Richard Anthony Bethell was born on April 9, 1922, in Dar es Salaam, Tanganyika (now Tanzania) where his father was a colonial administrator. A few years later, his father was transferred to Somaliland and he and his brother were sent to a kindergarten in England. The boys rejoined the family when their father was posted to Gibraltar, where he was state treasurer.

His father died young and the family returned to England. Tony went to a British public school, Sherborne, where he was head boy. Early in the war, he remembered there was an air raid on the school and he was almost expelled for being outside the air-raid shelter.

Mr Bethell joined the Royal Air Force in February of 1942 and was sent to the United States for pilot training in Georgia, Alabama and Florida. After a tour in a training unit at Hawarden, he was posted to No 268 Squadron in June of 1942. Mr Bethell was flying Mustangs, not the P-51 with the Merlin engines, but the earlier model with an Allison engine.
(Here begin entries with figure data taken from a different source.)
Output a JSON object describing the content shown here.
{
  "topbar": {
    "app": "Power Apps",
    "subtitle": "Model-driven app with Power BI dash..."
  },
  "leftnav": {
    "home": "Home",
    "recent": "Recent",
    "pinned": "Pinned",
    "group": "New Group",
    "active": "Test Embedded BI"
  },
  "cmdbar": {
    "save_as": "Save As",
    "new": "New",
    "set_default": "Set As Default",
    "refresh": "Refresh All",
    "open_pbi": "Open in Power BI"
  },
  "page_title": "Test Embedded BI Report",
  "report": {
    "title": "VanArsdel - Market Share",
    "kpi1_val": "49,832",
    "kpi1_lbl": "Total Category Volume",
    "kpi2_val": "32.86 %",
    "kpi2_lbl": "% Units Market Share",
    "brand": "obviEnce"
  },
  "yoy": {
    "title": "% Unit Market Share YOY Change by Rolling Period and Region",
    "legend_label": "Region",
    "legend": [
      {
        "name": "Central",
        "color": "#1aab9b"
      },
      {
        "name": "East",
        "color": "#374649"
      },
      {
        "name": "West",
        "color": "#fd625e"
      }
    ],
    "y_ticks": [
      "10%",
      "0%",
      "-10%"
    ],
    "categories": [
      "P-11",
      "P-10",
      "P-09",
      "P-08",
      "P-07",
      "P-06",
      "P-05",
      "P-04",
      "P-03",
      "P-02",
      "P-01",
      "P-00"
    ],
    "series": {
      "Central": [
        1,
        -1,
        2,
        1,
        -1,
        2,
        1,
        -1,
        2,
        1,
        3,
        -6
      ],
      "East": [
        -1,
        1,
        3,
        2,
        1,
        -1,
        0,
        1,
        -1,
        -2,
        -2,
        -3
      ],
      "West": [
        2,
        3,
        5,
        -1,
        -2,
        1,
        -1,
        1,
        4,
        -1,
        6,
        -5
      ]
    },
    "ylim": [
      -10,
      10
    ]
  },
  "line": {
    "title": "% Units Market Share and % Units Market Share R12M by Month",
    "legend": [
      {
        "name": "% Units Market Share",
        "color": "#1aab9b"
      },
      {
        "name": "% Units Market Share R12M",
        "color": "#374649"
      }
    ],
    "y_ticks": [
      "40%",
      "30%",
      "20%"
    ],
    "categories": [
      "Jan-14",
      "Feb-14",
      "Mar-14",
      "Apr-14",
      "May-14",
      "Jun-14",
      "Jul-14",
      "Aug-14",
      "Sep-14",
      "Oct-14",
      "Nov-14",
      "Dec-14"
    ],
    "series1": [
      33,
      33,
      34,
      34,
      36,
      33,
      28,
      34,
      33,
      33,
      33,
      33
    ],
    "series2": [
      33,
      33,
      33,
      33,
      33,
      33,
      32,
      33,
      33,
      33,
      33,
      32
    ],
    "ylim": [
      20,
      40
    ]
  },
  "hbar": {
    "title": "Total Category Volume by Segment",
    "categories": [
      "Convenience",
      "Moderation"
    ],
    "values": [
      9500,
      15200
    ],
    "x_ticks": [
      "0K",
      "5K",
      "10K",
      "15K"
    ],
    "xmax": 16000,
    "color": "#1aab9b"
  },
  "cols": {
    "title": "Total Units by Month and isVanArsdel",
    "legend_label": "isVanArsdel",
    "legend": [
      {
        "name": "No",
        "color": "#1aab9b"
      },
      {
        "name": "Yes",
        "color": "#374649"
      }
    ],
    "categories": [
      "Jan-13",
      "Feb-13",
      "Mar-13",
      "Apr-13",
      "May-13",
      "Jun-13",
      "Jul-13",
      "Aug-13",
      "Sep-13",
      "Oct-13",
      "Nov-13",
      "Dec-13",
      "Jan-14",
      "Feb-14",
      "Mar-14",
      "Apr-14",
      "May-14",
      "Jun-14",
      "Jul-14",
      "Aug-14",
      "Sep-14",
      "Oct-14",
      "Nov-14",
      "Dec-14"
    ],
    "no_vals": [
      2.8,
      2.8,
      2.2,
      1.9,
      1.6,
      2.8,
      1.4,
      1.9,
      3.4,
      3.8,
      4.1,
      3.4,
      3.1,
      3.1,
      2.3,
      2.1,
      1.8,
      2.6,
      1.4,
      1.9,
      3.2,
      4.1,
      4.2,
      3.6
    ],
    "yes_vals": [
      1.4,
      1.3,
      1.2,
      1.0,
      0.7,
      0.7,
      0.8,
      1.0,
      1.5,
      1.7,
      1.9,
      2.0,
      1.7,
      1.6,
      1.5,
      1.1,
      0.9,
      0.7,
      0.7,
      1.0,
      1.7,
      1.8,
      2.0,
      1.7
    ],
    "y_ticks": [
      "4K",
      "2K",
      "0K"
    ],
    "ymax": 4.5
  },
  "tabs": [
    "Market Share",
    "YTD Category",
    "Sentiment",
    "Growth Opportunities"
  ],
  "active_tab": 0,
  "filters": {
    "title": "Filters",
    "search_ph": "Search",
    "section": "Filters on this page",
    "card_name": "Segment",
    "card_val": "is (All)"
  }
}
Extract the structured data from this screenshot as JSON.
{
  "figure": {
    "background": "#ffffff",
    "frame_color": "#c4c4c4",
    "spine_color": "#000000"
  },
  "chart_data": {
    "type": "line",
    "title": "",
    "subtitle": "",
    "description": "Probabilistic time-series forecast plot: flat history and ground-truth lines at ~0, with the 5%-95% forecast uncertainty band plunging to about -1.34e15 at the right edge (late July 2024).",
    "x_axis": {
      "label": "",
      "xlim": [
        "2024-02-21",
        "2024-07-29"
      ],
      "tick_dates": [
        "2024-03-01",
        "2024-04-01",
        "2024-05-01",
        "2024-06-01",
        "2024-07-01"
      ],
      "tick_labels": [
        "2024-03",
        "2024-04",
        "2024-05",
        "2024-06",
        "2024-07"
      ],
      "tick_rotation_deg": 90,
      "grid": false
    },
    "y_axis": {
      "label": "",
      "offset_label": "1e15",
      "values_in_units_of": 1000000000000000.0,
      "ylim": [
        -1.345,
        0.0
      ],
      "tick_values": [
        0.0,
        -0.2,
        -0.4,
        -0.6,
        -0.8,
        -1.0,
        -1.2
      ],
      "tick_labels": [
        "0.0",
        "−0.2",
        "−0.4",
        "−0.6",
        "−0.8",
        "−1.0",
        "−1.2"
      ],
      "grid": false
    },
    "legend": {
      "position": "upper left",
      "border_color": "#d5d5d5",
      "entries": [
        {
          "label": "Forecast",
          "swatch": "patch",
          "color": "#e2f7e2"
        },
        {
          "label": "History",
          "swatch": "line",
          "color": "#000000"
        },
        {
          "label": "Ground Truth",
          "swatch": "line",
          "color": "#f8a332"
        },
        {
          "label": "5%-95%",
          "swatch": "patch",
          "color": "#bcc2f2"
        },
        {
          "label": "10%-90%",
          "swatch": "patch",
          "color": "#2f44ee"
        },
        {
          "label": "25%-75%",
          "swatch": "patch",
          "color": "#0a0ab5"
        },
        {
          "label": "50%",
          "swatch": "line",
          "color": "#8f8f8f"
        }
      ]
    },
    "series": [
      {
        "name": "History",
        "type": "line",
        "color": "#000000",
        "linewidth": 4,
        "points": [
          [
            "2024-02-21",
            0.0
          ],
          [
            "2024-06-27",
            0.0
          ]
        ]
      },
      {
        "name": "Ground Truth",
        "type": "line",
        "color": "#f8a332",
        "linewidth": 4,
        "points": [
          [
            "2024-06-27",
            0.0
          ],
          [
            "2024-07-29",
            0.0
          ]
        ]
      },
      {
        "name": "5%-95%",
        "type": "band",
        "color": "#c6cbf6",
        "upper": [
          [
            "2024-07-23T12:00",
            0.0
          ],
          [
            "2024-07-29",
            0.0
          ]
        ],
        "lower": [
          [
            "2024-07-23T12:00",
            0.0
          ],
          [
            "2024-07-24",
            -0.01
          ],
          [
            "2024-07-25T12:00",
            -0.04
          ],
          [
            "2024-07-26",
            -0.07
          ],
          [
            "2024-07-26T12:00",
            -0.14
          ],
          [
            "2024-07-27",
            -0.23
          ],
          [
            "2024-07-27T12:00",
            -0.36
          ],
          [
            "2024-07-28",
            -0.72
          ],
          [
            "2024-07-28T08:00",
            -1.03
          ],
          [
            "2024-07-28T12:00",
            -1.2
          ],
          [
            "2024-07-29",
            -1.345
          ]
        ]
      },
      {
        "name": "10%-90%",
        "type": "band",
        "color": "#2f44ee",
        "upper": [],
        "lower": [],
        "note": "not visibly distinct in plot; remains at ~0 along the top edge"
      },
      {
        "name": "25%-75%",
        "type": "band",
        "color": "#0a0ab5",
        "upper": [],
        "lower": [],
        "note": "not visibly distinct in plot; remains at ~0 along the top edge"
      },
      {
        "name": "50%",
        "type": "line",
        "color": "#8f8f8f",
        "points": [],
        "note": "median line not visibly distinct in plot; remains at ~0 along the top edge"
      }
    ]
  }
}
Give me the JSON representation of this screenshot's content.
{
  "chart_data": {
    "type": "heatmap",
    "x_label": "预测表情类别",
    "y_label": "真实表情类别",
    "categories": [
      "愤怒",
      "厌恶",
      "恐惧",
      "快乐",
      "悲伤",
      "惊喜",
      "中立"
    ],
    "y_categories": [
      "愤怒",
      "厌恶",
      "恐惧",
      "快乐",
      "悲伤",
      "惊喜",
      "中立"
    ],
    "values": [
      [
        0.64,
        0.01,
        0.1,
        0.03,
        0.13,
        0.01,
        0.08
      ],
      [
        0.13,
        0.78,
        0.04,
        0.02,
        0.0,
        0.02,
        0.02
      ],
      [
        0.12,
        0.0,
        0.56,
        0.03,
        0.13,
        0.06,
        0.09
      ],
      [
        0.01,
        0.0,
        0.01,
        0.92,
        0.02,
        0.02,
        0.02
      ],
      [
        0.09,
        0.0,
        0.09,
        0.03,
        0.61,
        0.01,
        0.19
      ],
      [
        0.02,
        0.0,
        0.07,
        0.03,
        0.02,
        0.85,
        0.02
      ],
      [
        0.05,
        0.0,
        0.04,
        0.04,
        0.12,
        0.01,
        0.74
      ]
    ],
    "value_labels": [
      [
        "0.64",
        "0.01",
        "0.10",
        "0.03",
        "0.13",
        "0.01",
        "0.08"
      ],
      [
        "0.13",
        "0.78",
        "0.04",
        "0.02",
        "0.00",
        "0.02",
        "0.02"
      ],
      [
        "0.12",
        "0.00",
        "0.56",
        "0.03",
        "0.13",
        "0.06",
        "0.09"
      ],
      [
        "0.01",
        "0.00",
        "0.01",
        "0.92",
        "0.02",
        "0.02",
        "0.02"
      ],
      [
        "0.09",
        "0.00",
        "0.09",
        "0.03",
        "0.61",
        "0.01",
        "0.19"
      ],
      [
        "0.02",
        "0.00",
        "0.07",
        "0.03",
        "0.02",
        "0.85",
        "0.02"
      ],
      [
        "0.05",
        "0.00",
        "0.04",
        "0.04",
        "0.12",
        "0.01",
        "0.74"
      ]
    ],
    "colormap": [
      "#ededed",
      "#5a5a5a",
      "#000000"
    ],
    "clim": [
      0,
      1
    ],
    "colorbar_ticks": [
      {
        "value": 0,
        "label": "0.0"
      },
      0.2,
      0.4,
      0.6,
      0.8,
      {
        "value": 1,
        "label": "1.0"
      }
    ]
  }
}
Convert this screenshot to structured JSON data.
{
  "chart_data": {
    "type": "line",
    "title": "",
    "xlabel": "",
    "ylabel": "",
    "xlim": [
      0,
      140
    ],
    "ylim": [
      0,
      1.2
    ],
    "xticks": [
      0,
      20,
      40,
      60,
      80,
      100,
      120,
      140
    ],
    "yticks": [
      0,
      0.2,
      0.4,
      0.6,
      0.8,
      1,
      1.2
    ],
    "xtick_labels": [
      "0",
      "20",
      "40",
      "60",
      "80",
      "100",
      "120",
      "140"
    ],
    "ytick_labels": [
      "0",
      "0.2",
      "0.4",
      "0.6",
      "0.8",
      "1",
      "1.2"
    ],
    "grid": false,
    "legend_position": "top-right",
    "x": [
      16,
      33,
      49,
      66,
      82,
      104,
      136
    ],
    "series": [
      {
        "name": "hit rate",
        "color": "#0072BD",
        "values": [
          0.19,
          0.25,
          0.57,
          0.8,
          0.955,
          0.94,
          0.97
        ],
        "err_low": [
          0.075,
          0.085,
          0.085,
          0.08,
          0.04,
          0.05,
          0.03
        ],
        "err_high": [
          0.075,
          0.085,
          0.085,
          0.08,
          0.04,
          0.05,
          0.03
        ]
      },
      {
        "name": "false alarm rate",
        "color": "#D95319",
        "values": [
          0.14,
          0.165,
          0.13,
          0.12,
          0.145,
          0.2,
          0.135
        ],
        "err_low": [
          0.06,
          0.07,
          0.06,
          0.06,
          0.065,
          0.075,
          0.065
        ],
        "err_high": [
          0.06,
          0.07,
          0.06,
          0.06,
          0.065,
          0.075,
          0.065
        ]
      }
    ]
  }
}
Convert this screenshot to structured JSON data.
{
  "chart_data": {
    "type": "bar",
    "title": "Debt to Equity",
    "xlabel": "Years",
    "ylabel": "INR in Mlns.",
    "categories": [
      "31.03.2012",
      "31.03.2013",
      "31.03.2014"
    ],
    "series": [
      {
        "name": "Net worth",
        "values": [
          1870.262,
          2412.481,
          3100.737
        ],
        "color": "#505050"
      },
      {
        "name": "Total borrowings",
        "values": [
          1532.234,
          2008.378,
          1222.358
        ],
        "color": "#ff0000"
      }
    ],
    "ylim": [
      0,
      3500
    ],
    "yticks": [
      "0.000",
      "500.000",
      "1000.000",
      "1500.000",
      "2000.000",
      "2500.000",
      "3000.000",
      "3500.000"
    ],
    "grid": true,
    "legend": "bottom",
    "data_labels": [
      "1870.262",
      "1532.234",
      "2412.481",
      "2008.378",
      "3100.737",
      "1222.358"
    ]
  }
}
Mr Bethell and the other pilots spent much time flying “Rhubarbs”, or low-level sweeps, mostly over the Netherlands. Aircraft from 268 Squadron were the first single-engine aircraft to enter German airspace during the war. On November 26 1942, during an operation over Holland, Mr Bethell spotted and shot down a Luftwaffe Messerschmitt Bf-109 and shortly after sighted a Junkers Ju.52 transport aircraft, which he also shot down.

Eleven days later, Mr Bethell took off at 9.15am and was flying in formation with three other Mustangs when they were hit by flak at the Dutch coast. His aircraft was damaged and hit again when he was no more than 20 feet above the ground. The flak guns were firing level and damaged a local church and train station. He crash-landed the plane around 10.00am on December 7th and was soon captured.

Mr Bethell was transferred to a jail in Amsterdam and then was moved to Stalag Luft III.

In January 1945, as Russian forces approached the camp, the PoWs were forced to march across Germany for as much as 36 kilometres a day to Tarmstedt, south-west of Hamburg. They ended up in a naval prison and were freed on May 2, three days before the close of the war in Europe.

After the war, Mr Bethell worked for the Red Sea department of a trading company that operated in Africa. He was stationed in Khartoum in Sudan and then Addis Ababa in Ethiopia. But he became bored with the work and in 1949 he rejoined the RAF. From 1950 to 1952, he was aide-de-camp to Air Marshal Breakey in Washington.

In 1955, he left the RAF and had to make a decision about whether to move to Canada or the United States. He chose Canada because of the British connection. He arrived in Montreal and worked for the brokerage firm W C Pitfield. Then he worked for Canadian International Investment Trust and Elican, a Belgian company.

Later he moved into money management and ran the portfolio of a member of the Bronfman family. He travelled to England often and attended several reunions of Great Escape veterans as well as the memorial service at St Clement Danes in 1994 on the 50th anniversary of the Great Escape.

Mr Bethell also spent time researching and writing his own history of the Great Escape, A Glimpse at Stalag Luft III (north compound). It is a mixture of diary entries, many drawings and a precise account of how the Great Escape was carried out. There are also lists of the men killed and the men who survived.

In the early 1990s he retired, left Montreal and he and his wife Lorna moved to a farm in Caledon, north-west of Toronto, where he spent a great deal of time on a John Deere tractor cutting fallow hay fields with a bush hog. He leaves his wife and four children from an earlier marriage and three stepchildren. A son died last year.